Opportunities exist for both corporates that already apply hedge accounting today and those that do not yet apply hedge accounting. With the increased flexibility on qualifying hedged items and hedging instruments, many entities will be better able to reflect economic risk management objectives in their hedge accounting. IFRS 9 can become an important driver for changes in risk management. The new standard will make it possible to identify and designate specific risk components of non-financial items as hedged items. Many commercial agreements are essentially variable price contracts with indexation based on market observable prices or rates, i.e. crude oil, metals, inflation, interest, etc. To the extent that these ‘risk components’ are ‘separately identifiable and reliably measurable’, they potentially qualify as hedged items. This will accommodate hedge accounting for many corporates exposed to commodity price risks. Other changes potentially impacting the risk management strategy and objectives include improvements to apply hedge accounting for hedging strategies involving options and the possibility to include derivatives in a hedge relationship in combination with a non-financial exposure.

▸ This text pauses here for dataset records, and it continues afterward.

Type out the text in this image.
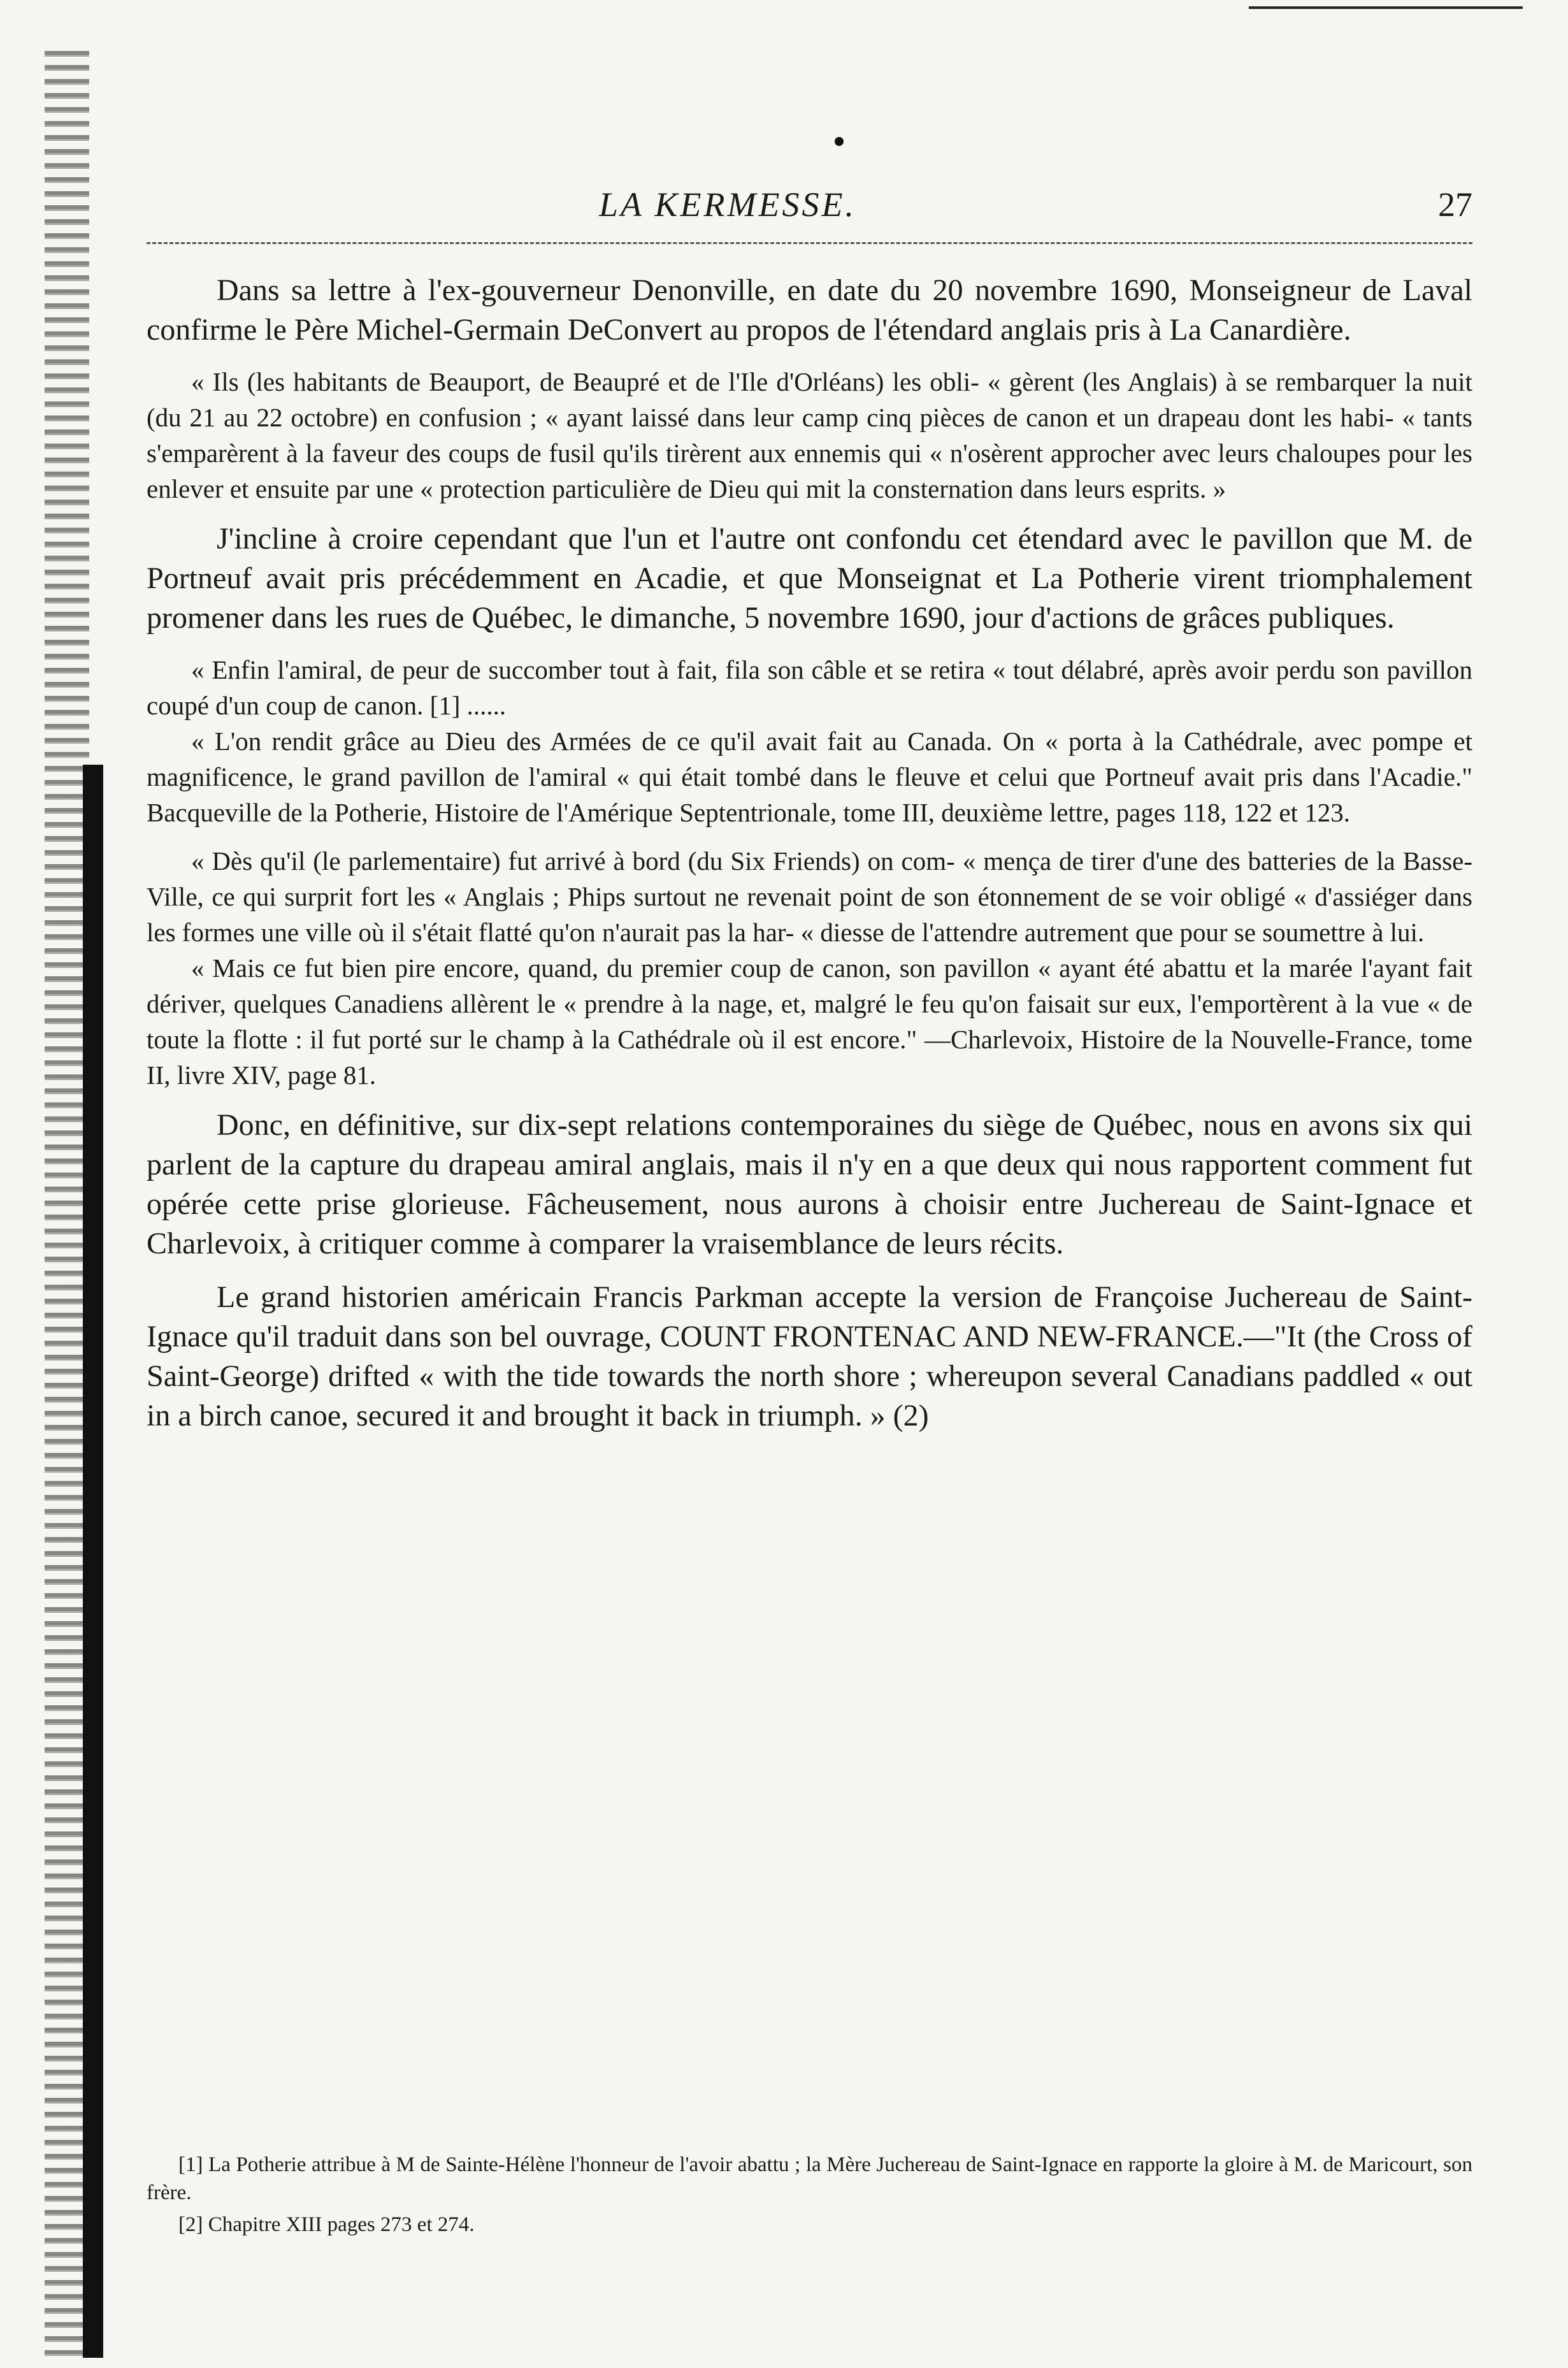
LA KERMESSE.	27

Dans sa lettre à l'ex-gouverneur Denonville, en date du 20 novembre 1690, Monseigneur de Laval confirme le Père Michel-Germain DeConvert au propos de l'étendard anglais pris à La Canardière.

« Ils (les habitants de Beauport, de Beaupré et de l'Ile d'Orléans) les obli- « gèrent (les Anglais) à se rembarquer la nuit (du 21 au 22 octobre) en confusion ; « ayant laissé dans leur camp cinq pièces de canon et un drapeau dont les habi- « tants s'emparèrent à la faveur des coups de fusil qu'ils tirèrent aux ennemis qui « n'osèrent approcher avec leurs chaloupes pour les enlever et ensuite par une « protection particulière de Dieu qui mit la consternation dans leurs esprits. »

J'incline à croire cependant que l'un et l'autre ont confondu cet étendard avec le pavillon que M. de Portneuf avait pris précédemment en Acadie, et que Monseignat et La Potherie virent triomphalement promener dans les rues de Québec, le dimanche, 5 novembre 1690, jour d'actions de grâces publiques.

« Enfin l'amiral, de peur de succomber tout à fait, fila son câble et se retira « tout délabré, après avoir perdu son pavillon coupé d'un coup de canon. [1] ......

« L'on rendit grâce au Dieu des Armées de ce qu'il avait fait au Canada. On « porta à la Cathédrale, avec pompe et magnificence, le grand pavillon de l'amiral « qui était tombé dans le fleuve et celui que Portneuf avait pris dans l'Acadie." Bacqueville de la Potherie, Histoire de l'Amérique Septentrionale, tome III, deuxième lettre, pages 118, 122 et 123.

« Dès qu'il (le parlementaire) fut arrivé à bord (du Six Friends) on com- « mença de tirer d'une des batteries de la Basse-Ville, ce qui surprit fort les « Anglais ; Phips surtout ne revenait point de son étonnement de se voir obligé « d'assiéger dans les formes une ville où il s'était flatté qu'on n'aurait pas la har- « diesse de l'attendre autrement que pour se soumettre à lui.

« Mais ce fut bien pire encore, quand, du premier coup de canon, son pavillon « ayant été abattu et la marée l'ayant fait dériver, quelques Canadiens allèrent le « prendre à la nage, et, malgré le feu qu'on faisait sur eux, l'emportèrent à la vue « de toute la flotte : il fut porté sur le champ à la Cathédrale où il est encore." —Charlevoix, Histoire de la Nouvelle-France, tome II, livre XIV, page 81.

Donc, en définitive, sur dix-sept relations contemporaines du siège de Québec, nous en avons six qui parlent de la capture du drapeau amiral anglais, mais il n'y en a que deux qui nous rapportent comment fut opérée cette prise glorieuse. Fâcheusement, nous aurons à choisir entre Juchereau de Saint-Ignace et Charlevoix, à critiquer comme à comparer la vraisemblance de leurs récits.

Le grand historien américain Francis Parkman accepte la version de Françoise Juchereau de Saint-Ignace qu'il traduit dans son bel ouvrage, COUNT FRONTENAC AND NEW-FRANCE.—"It (the Cross of Saint-George) drifted « with the tide towards the north shore ; whereupon several Canadians paddled « out in a birch canoe, secured it and brought it back in triumph. » (2)

[1] La Potherie attribue à M de Sainte-Hélène l'honneur de l'avoir abattu ; la Mère Juchereau de Saint-Ignace en rapporte la gloire à M. de Maricourt, son frère.

[2] Chapitre XIII pages 273 et 274.
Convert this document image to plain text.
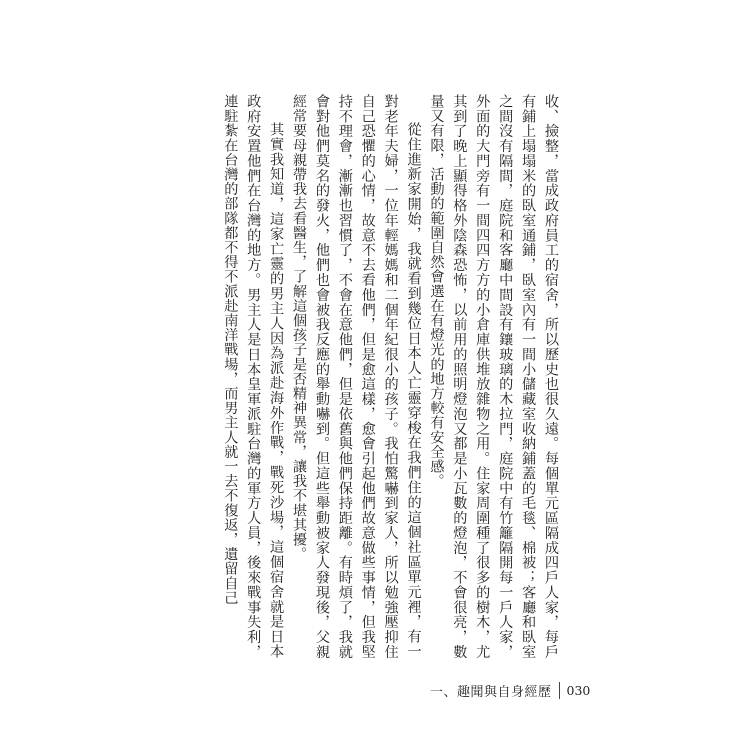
收、撿整，當成政府員工的宿舍，所以歷史也很久遠。每個單元區隔成四戶人家，每戶有鋪上塌塌米的臥室通鋪，臥室內有一間小儲藏室收納鋪蓋的毛毯、棉被；客廳和臥室之間沒有隔間，庭院和客廳中間設有鑲玻璃的木拉門，庭院中有竹籬隔開每一戶人家，外面的大門旁有一間四四方方的小倉庫供堆放雜物之用。住家周圍種了很多的樹木，尤其到了晚上顯得格外陰森恐怖，以前用的照明燈泡又都是小瓦數的燈泡，不會很亮，數量又有限，活動的範圍自然會選在有燈光的地方較有安全感。

從住進新家開始，我就看到幾位日本人亡靈穿梭在我們住的這個社區單元裡，有一對老年夫婦，一位年輕媽媽和二個年紀很小的孩子。我怕驚嚇到家人，所以勉強壓抑住自己恐懼的心情，故意不去看他們，但是愈這樣，愈會引起他們故意做些事情，但我堅持不理會，漸漸也習慣了，不會在意他們，但是依舊與他們保持距離。有時煩了，我就會對他們莫名的發火，他們也會被我反應的舉動嚇到。但這些舉動被家人發現後，父親經常要母親帶我去看醫生，了解這個孩子是否精神異常，讓我不堪其擾。

其實我知道，這家亡靈的男主人因為派赴海外作戰，戰死沙場，這個宿舍就是日本政府安置他們在台灣的地方。男主人是日本皇軍派駐台灣的軍方人員，後來戰事失利，連駐紮在台灣的部隊都不得不派赴南洋戰場，而男主人就一去不復返，遺留自己

一、趣聞與自身經歷 030
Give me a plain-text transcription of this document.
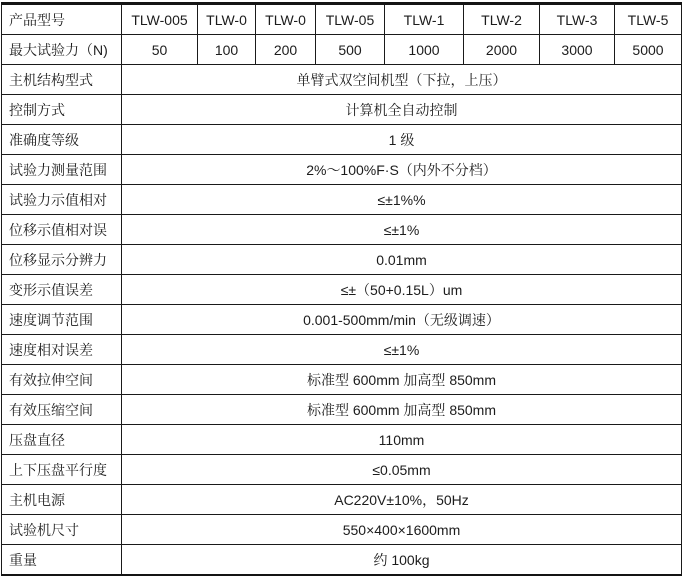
产品型号	TLW-005	TLW-0	TLW-0	TLW-05	TLW-1	TLW-2	TLW-3	TLW-5
最大试验力（N)	50	100	200	500	1000	2000	3000	5000
主机结构型式	单臂式双空间机型（下拉，上压）							
控制方式	计算机全自动控制							
准确度等级	1 级							
试验力测量范围	2%～100%F·S（内外不分档）							
试验力示值相对	≤±1%%							
位移示值相对误	≤±1%							
位移显示分辨力	0.01mm							
变形示值误差	≤±（50+0.15L）um							
速度调节范围	0.001-500mm/min（无级调速）							
速度相对误差	≤±1%							
有效拉伸空间	标准型 600mm 加高型 850mm							
有效压缩空间	标准型 600mm 加高型 850mm							
压盘直径	110mm							
上下压盘平行度	≤0.05mm							
主机电源	AC220V±10%，50Hz							
试验机尺寸	550×400×1600mm							
重量	约 100kg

Zanders expects these changes to drive corporate (commodity) hedging activity in the years after introduction of IFRS 9. For corporate treasury this once again offers an opportunity to emphasize its position as the strategic business partner for risk management. Corporate treasury should take a leading role in the identification and measurement of risk components in non-financial items. Furthermore, corporate treasury, together with the business, should formulate risk management policies and procedures while ensuring alignment with hedge accounting to avoid undesired P&L volatility. Those corporates that have not applied hedge accounting so far because they considered the implementation too complex or operationally challenging should reconsider. Hedge accounting will certainly become simpler to implement and operate, especially with regards to effectiveness testing and the ‘maintenance’ of the hedge relationship over its life cycle.

Conclusion

The new hedge accounting rules are expected to represent an entity’s risk management activities more closely. The introduction of IFRS 9 is an excellent motivation for corporates to ‘dust off’ and review old risk management policies and seek the required alignment between risk management and the application of hedge accounting. However, the implementation of IFRS 9 will not be without its challenges. Zanders stands ready to assist its clients with risk identification and advanced risk management techniques to help corporates preparing for the transition to IFRS 9. The new standard is expected to be mandatory as of 1 January 2015, but earlier application is permitted.